District of Columbia: The White House on Monday said it is still weighing a possible first presidential visit to Hiroshima, one of two Japanese cities bombed by a US nuclear weapon.
"We`re obviously hard at work planning that trip," White House press secretary Josh Earnest said of a potential visit that could prove controversial.
"The president has been to Japan three or four times as president, and each time the president has traveled there, this question has come up and we`ve considered it each time."
Obama will visit central Japan in late May for a Group of Seven summit.
Last month, Secretary of State John Kerry became the highest ranking US political figure to visit Hiroshima.
He said he was "deeply moved" by the experience and a "gut-wrenching display that tugs at all your sensibilities as a human being."
"Everyone should visit Hiroshima, and everyone means everyone," he added, fueling speculation that Obama would go.
Japan has long urged world leaders to visit Hiroshima and Nagasaki to see the horrors of the atomic bombings and join efforts to eradicate nuclear arms.
But a presidential visit could rile Obama`s opponents and some in the military whose predecessors carried out presidential orders to drop the bombs.
The visit would come at a particularly sensitive time.

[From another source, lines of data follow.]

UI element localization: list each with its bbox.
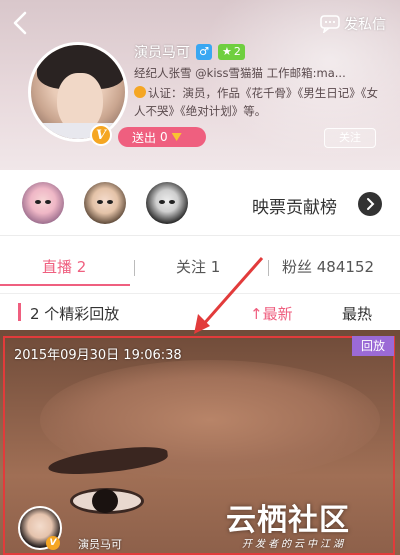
top-fan-avatar-1[interactable] [22,182,64,224]
profile-header: 发私信 V 演员马可 ♂ ★ 2 经纪人张雪 @kiss雪猫猫 工作邮箱:ma.… [0,0,400,170]
star-icon: ★ [222,45,232,58]
verified-v-badge: V [46,536,60,550]
send-count: 0 [160,130,168,144]
send-label: 送出 [132,130,157,145]
avatar[interactable] [28,42,128,142]
send-message-label: 发私信 [344,17,386,33]
tab-fans[interactable]: 粉丝 484152 [282,256,374,277]
replay-count: 2 个精彩回放 [30,305,120,323]
sort-latest-button[interactable]: ↑最新 [250,303,293,324]
diamond-icon [171,133,182,141]
follow-button[interactable]: 关注 [324,128,376,148]
verified-v-badge: V [90,124,112,146]
sort-hot-button[interactable]: 最热 [342,303,372,324]
streamer-name: 演员马可 [78,538,122,551]
active-tab-indicator [0,284,130,286]
user-name: 演员马可 [134,45,190,61]
section-marker [18,303,21,321]
chat-bubble-icon [320,15,340,33]
bio-line-2-text: 认证：演员，作品《花千骨》《男生日记》《女人不哭》《绝对计划》等。 [134,86,378,118]
watermark: 云栖社区 开发者的云中江湖 [226,495,396,553]
tab-following[interactable]: 关注 1 [176,256,220,277]
tab-divider [268,260,269,276]
name-row: 演员马可 ♂ ★ 2 [134,42,245,62]
send-message-button[interactable]: 发私信 [320,14,386,34]
gifts-sent-badge: 送出 0 [118,127,206,147]
profile-tabs: 直播 2 关注 1 粉丝 484152 [0,248,400,286]
top-fan-avatar-3[interactable] [146,182,188,224]
bio-line-1: 经纪人张雪 @kiss雪猫猫 工作邮箱:ma... [134,66,346,80]
contribution-board-label: 映票贡献榜 [252,198,337,218]
level-value: 2 [233,45,241,58]
contribution-board[interactable]: 映票贡献榜 [0,170,400,236]
level-badge: ★ 2 [218,44,245,60]
certified-icon [134,86,146,98]
replay-timestamp: 2015年09月30日 19:06:38 [14,348,182,363]
bio-line-2: 认证：演员，作品《花千骨》《男生日记》《女人不哭》《绝对计划》等。 [134,84,386,120]
tab-live[interactable]: 直播 2 [42,256,86,277]
top-fan-avatar-2[interactable] [84,182,126,224]
tab-divider [134,260,135,276]
chevron-right-icon[interactable] [358,192,382,216]
back-button[interactable] [8,8,34,38]
watermark-logo: 云栖社区 [226,503,350,538]
replay-filter-bar: 2 个精彩回放 ↑最新 最热 [0,293,400,329]
male-gender-icon: ♂ [196,44,212,60]
watermark-subtitle: 开发者的云中江湖 [242,539,346,550]
replay-tag: 回放 [352,336,394,356]
chevron-left-icon [13,11,27,35]
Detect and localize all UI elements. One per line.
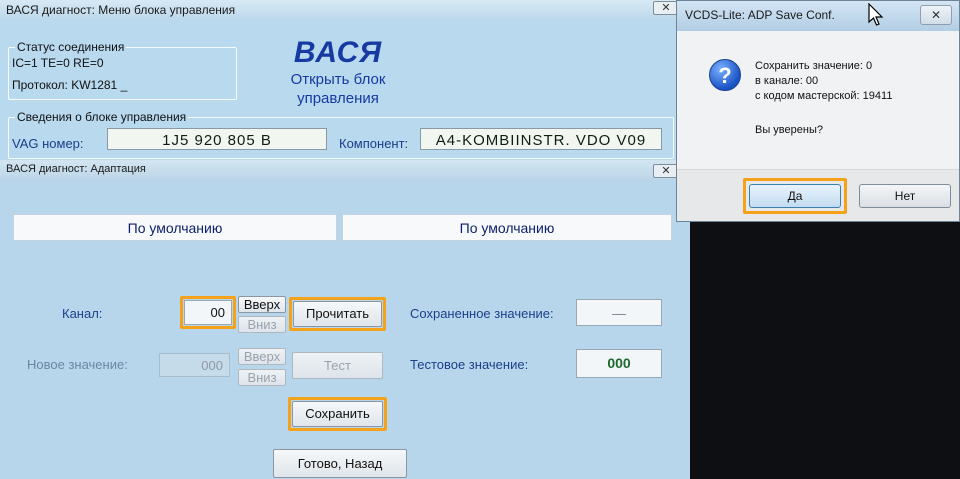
brand-block: ВАСЯ Открыть блок управления <box>268 36 408 108</box>
component-label: Компонент: <box>339 136 409 151</box>
cursor-arrow-icon <box>868 2 884 26</box>
test-button[interactable]: Тест <box>292 352 383 379</box>
channel-label: Канал: <box>62 306 103 321</box>
component-field: A4-KOMBIINSTR. VDO V09 <box>420 128 662 150</box>
channel-up-button[interactable]: Вверх <box>238 296 286 313</box>
dialog-line-3: с кодом мастерской: 19411 <box>755 90 893 102</box>
vag-number-label: VAG номер: <box>12 136 84 151</box>
question-icon: ? <box>709 59 741 91</box>
dialog-message: Сохранить значение: 0 в канале: 00 с код… <box>755 59 892 104</box>
dialog-titlebar: VCDS-Lite: ADP Save Conf. <box>677 1 959 31</box>
saved-value-label: Сохраненное значение: <box>410 306 554 321</box>
new-value-label: Новое значение: <box>27 357 128 372</box>
adaptation-title: ВАСЯ диагност: Адаптация <box>6 163 146 175</box>
close-icon: ✕ <box>661 2 671 14</box>
dialog-line-2: в канале: 00 <box>755 75 819 87</box>
default-header-left: По умолчанию <box>13 214 337 241</box>
dialog-question: Вы уверены? <box>755 124 823 136</box>
module-info-title: Сведения о блоке управления <box>15 110 189 124</box>
connection-status-group: Статус соединения IC=1 TE=0 RE=0 Протоко… <box>8 40 237 100</box>
brand-subtitle-1: Открыть блок <box>290 71 386 88</box>
main-title: ВАСЯ диагност: Меню блока управления <box>6 3 236 17</box>
adaptation-titlebar: ВАСЯ диагност: Адаптация <box>0 160 690 180</box>
close-icon: ✕ <box>661 165 671 177</box>
protocol-label: Протокол: KW1281 _ <box>12 78 128 92</box>
no-button[interactable]: Нет <box>859 184 951 208</box>
saved-value-field: — <box>576 299 662 326</box>
test-value-field: 000 <box>576 349 662 378</box>
new-value-down-button[interactable]: Вниз <box>238 369 286 386</box>
adaptation-window: ВАСЯ диагност: Адаптация ✕ По умолчанию … <box>0 160 690 479</box>
dialog-title: VCDS-Lite: ADP Save Conf. <box>685 8 835 22</box>
new-value-input[interactable]: 000 <box>159 353 230 377</box>
save-highlight <box>288 397 387 431</box>
done-back-button[interactable]: Готово, Назад <box>273 449 407 478</box>
test-value-label: Тестовое значение: <box>410 357 529 372</box>
default-header-right: По умолчанию <box>342 214 672 241</box>
close-icon: ✕ <box>930 8 942 22</box>
adp-save-confirm-dialog: VCDS-Lite: ADP Save Conf. ✕ ? Сохранить … <box>676 0 960 222</box>
dialog-button-bar: Да Нет <box>677 169 959 221</box>
connection-status-title: Статус соединения <box>15 40 127 54</box>
main-titlebar: ВАСЯ диагност: Меню блока управления <box>0 0 689 20</box>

This December marks the 75th anniversary of Japan`s attack on Pearl Harbor, in Obama`s home state of Hawaii.
On August 6, 1945, the US dropped the world`s first atomic bomb on Hiroshima, killing around 140,000 people, including those who survived the explosion itself but died soon after from severe radiation exposure.
Three days later, the US military dropped a plutonium bomb on the port city of Nagasaki, killing some 74,000 people.
The bombings are controversial in the United States, where opinion remains divided over whether their use in the closing days of World War II was justified.
Earnest said Obama did not believe the United States owes Japan an apology for that military action.